Vivre dans la peur c’est aussi faire des cauchemars sanglants, ou se faire tatouer un symbole pour que nos proches nous retrouvent dans une fosse commune, comme l’a fait une de ses amies, raconte Daniela Rea, mère de deux enfants.
Créé en 2012 par l’Etat mexicain, le Mécanisme de protection des défenseurs des droits de l’Homme et des journalistes a vu ses crédits rabotés cette année. Son budget 2019 doit être validé par le Congrès mexicain en décembre, quelques jours après l’investiture officielle du nouveau président élu Andrés Manuel López Obrador.

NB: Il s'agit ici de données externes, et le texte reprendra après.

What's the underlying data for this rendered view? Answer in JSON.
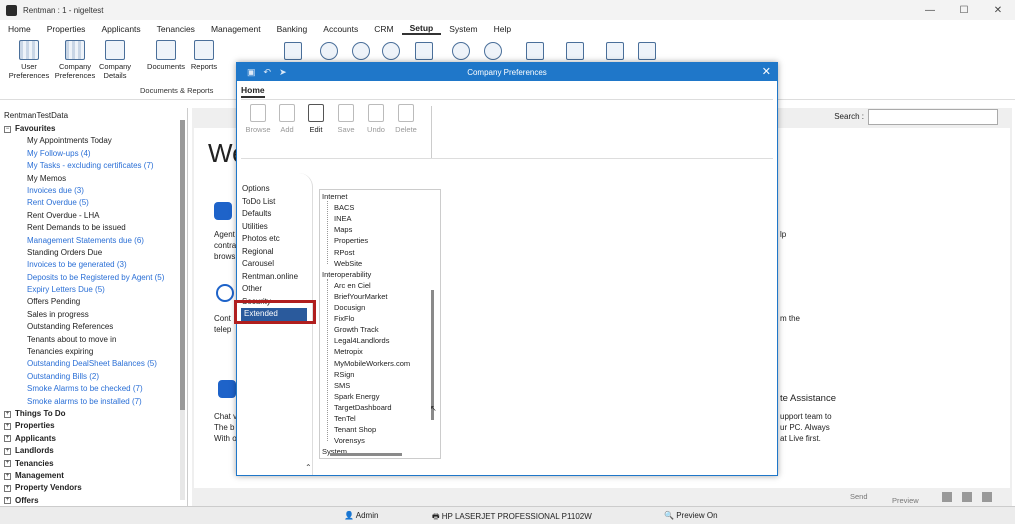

Ce Mécanisme de protection « manque d’indépendance et de moyens », tout comme le Parquet spécial pour la surveillance des délits commis contre la liberté d’expression, regrette Daniela Rea.
Elle milite d’abord pour une amélioration de leurs conditions de travail, « toujours plus précaires ». « Nous avons besoin d’un vrai revenu mensuel pour vivre, et de moyens pour enquêter et nous protéger », demande-t-elle.
Le prix Breach/Valdez, organisé par l’ONU, l’Unesco, l’Agence France-Presse, l’ambassade de France au Mexique et l’université Ibéroaméricaine, a permis la traduction de ce livre en français, l’organisation de conférences avec Daniela Rea, ainsi que l’attribution d’une bourse de recherche à la journaliste.
Il rend hommage aux journalistes mexicains Javier Valdez -collaborateur de l’AFP- et Miroslava Breach, tous deux assassinés dans l’exercice de leurs fonctions.